You or your family members should see a dermatologist whenever you have
symptoms of skin trouble. Even if have never have had skin problems,
it is a good idea to see a dermatologist as an adult. Nearly everyone
will have some kind of skin problem in his or her lifetime. The skin
protective barrier can break down due to age, disease or other factors.
Your dermatologist can help you watch for the long-term effects of the
environment, aging and disease and also help prevent skin problems.
When might I benefit from
regular visits to a dermatologist?
Some adults regularly visit a dermatologist
to help find conditions such as skin cancer early. Since skin cancer
is the most common cancer, it is a good idea to regularly see a dermatologist
for skin checkups. You also should check your own skin for changes in
moles and for new lumps or discoloration.
What common problems do
dermatologists treat today?
Dermatologists have many effective medical
and surgical treatments for problems of the skin, hair and nails. Here
are some common conditions they treat:
Acne Acne is the term for plugged pores,
pimples and deeper lumps such as cysts that occur on the upper half
of the body. Acne affects most teenagers, but adults can get acne, too.
One survey placed acne as the most often treated skin disorder. Today,
medical treatment can reduce scarring due to acne.
Athlete’s Foot A fungal infection causes
athlete’s foot. Moisture, such as sweating, and tight shoes and socks
make the perfect setting for a fungus to grow on your feet.
Cold Sores The herpes simplex virus can
cause blisters called cold sores almost anywhere on a person’s skin.

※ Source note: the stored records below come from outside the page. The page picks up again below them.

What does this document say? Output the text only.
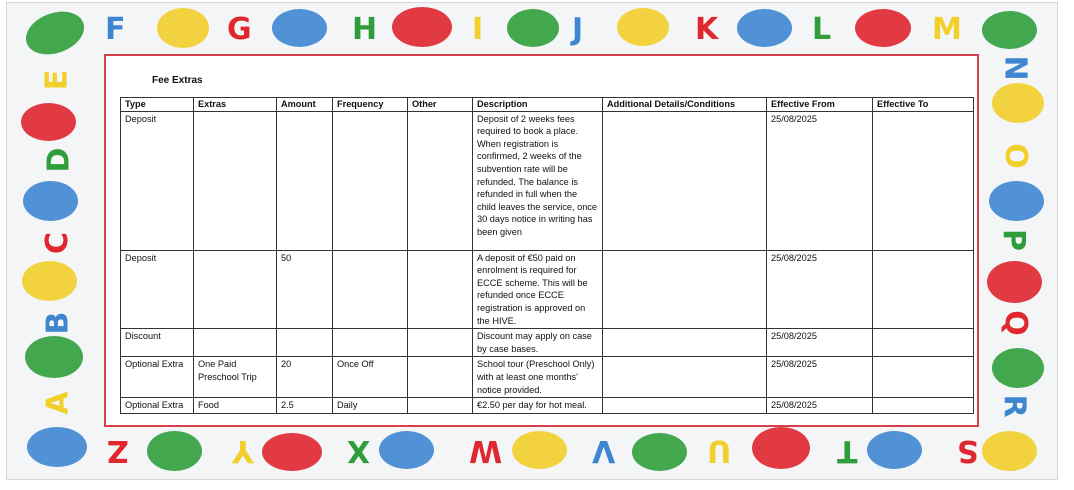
F	G	H	I	J	K	L	M
N
O
P
Q
R
S
T
U
V
W
X
Y
Z
A
B
C
D
E	Fee Extras
Type	Extras	Amount	Frequency	Other	Description	Additional Details/Conditions	Effective From	Effective To
Deposit					Deposit of 2 weeks fees required to book a place. When registration is confirmed, 2 weeks of the subvention rate will be refunded. The balance is refunded in full when the child leaves the service, once 30 days notice in writing has been given		25/08/2025	
Deposit		50			A deposit of €50 paid on enrolment is required for ECCE scheme. This will be refunded once ECCE registration is approved on the HIVE.		25/08/2025	
Discount					Discount may apply on case by case bases.		25/08/2025	
Optional Extra	One Paid Preschool Trip	20	Once Off		School tour (Preschool Only) with at least one months' notice provided.		25/08/2025	
Optional Extra	Food	2.5	Daily		€2.50 per day for hot meal.		25/08/2025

The virus has two types. One tends to occur around the mouth and nose,
and the other often appears on the buttocks and genitals.
Hair Loss Hair loss can occur for many
reasons, the most common of which is hereditary baldness. New medicines
may help reduce baldness in some people. Another treatment option is
a hair transplant, which involves moving small plugs of hair-growing
skin from the back and sides of your scalp to the balding areas.
Hives Another name for hive is "wheals."
These ink swellings occur in groups on any part of the skin. Each wheal
lasts a few hours before fading away, leaving no trace. Hives usually
itch and may also sting or burn. Allergic reactions to foods, drugs
and other allergic triggers can cause hives.
Nail Problems Problems with your fingernails
or toenails could be a sign of a health problem. See a dermatologist
if your nails are thick, tough or painful or have scaling, white spots
or red lines on them.
Psoriasis Taking its name from the Greek
word for "itch", psoriasis is a persistent skin disease. In
psoriasis, the skin forms red, thick patches covered by silvery scales.
Most often psoriasis affects the scalp, elbows, knees and lower part
of the back. More than 5 million Americans have psoriasis.
Rashes Often called dermatitis, rashes
can become itchy painful. Rashes have may causes, including allergic
reactions, friction, prolonged exposure to heat and moisture, or contact
with irritants, such as harsh chemicals. Hand eczema is a common rash.
Many people with this problem start with dry, chapped hands that later
become red, scaly and swollen.
Warts A virus causes warts. The four
most common kinds of wart are hand, plantar (foot), flat and genital
warts. Warts usually are skin colored and feel rough.
What can I expect from
my visit to a dermatologist?
You can expect several things during you
- Interest in you, your skin problem and
- Medical expertise, history and a physical
exam relevant to your skin problem.
- Any needed testing, such as lab tests,
or a prescription for tests.
- An explanation of the condition, treatment
options and potential adverse reactions to medicines if prescribed.
- An estimated time and cost of the treatment
- Information about needed return visits
Will I need prescription
When appropriate, dermatologists recommend
medicines, such as creams or pills. They are trained to prescribe drugs
that have the best chance of helping and the least chance of harming
What changes are taking
place in the field of dermatology?
Many changes are occurring in this
field of medicine. Dermatologists have new ways to effectively treat
skin problems, so that their patients will get better faster.